ROMANTİZM
Romantizm, XVIII. yüzyılın ikinci yarısında, klasizme bir tepki olarak meydana gelmiştir. Romantizmin doğmasına, Fransa'daki siyasal çevre, sosyal dertler, rejim baskısı birer neden olmakla beraber, klasizmin sanatçıyı sıkan ve kavuran kuralcılığı önemli rol oynamıştır. Romantizm'e göre Klasizm, sanatçıyı kıskıvrak bağlamış, düşünce ufkunu daraltmış, yaratma gücünü frenlemiştir. Fransa'da devlet idaresinin, halk üzerindeki derinliğine baskısı almış yürümüş; vergiler, idamlar, sürgünler, rüşvetler, dalkavukluklar şirazesinden çıkmış; açlık ve perişanlık milletin ensesine çökmüş; insanlık haysiyeti kökünden kazınmaya başlamışken, klasizm, hâlâ kendi kuralları içinde ideal insanlığın peşinde koşuyordu.
Sanatçı, bir milletin özünden çıktığı gibi, sanat da o milletin olgularından doğar.
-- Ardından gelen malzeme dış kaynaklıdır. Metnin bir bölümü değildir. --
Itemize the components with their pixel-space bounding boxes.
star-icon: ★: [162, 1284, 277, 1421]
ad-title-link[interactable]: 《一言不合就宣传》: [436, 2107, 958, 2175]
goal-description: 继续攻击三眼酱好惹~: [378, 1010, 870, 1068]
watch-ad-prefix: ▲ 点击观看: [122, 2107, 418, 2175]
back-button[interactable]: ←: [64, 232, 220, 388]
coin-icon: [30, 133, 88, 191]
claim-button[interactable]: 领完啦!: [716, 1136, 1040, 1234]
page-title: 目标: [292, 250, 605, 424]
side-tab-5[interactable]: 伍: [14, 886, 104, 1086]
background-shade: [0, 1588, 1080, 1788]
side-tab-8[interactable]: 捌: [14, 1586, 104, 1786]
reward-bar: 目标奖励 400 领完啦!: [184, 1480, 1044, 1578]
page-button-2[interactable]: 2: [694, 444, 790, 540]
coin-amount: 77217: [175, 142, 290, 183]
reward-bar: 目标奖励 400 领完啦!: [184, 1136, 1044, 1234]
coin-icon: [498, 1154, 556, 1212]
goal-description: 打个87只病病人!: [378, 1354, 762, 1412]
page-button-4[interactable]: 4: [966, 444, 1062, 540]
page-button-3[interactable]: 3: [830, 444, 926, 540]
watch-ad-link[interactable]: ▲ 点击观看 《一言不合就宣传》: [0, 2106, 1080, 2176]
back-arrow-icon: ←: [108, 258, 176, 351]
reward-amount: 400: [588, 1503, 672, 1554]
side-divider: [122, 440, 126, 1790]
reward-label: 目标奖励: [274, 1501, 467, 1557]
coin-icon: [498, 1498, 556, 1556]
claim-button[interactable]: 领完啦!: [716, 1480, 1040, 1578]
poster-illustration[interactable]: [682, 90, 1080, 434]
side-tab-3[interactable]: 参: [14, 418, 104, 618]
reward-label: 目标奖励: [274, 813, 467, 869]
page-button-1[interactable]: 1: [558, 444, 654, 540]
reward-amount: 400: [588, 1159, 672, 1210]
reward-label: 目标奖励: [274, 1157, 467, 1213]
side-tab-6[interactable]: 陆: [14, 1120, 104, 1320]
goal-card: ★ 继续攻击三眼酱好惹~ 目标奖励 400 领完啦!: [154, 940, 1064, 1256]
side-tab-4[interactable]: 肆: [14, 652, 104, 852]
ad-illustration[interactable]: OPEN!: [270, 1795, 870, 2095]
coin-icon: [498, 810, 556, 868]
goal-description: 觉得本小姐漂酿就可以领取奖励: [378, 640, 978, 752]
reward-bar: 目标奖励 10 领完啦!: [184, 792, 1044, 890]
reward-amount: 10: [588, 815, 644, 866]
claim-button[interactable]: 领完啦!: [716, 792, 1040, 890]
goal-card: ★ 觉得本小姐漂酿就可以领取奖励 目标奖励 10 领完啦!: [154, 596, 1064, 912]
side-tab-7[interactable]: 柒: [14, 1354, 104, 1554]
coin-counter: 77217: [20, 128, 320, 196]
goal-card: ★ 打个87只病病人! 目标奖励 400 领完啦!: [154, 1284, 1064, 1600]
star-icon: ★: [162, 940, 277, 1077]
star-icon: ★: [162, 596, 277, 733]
Halbuki klasik sanatçılar, halka sırtlarını çevirmişler, aristokrat sınıfın inceliğine bağlı kalarak ruh kuyularının ağzına oturmuş, dibini gözetliyorlardı. Durum böyleyken romantik sanatçılar, sanatın ihtilâl bayrağını açtılar. Klasizmin 1660'dan beri sürüp gelen bütün kurallarını köklerinden söküp atmağa başladılar. Daha önce İngiltere ve Almanya'da başlayan bu hareket, Fransa'da hızlandı, genişliğine ve derinliğine gelişti.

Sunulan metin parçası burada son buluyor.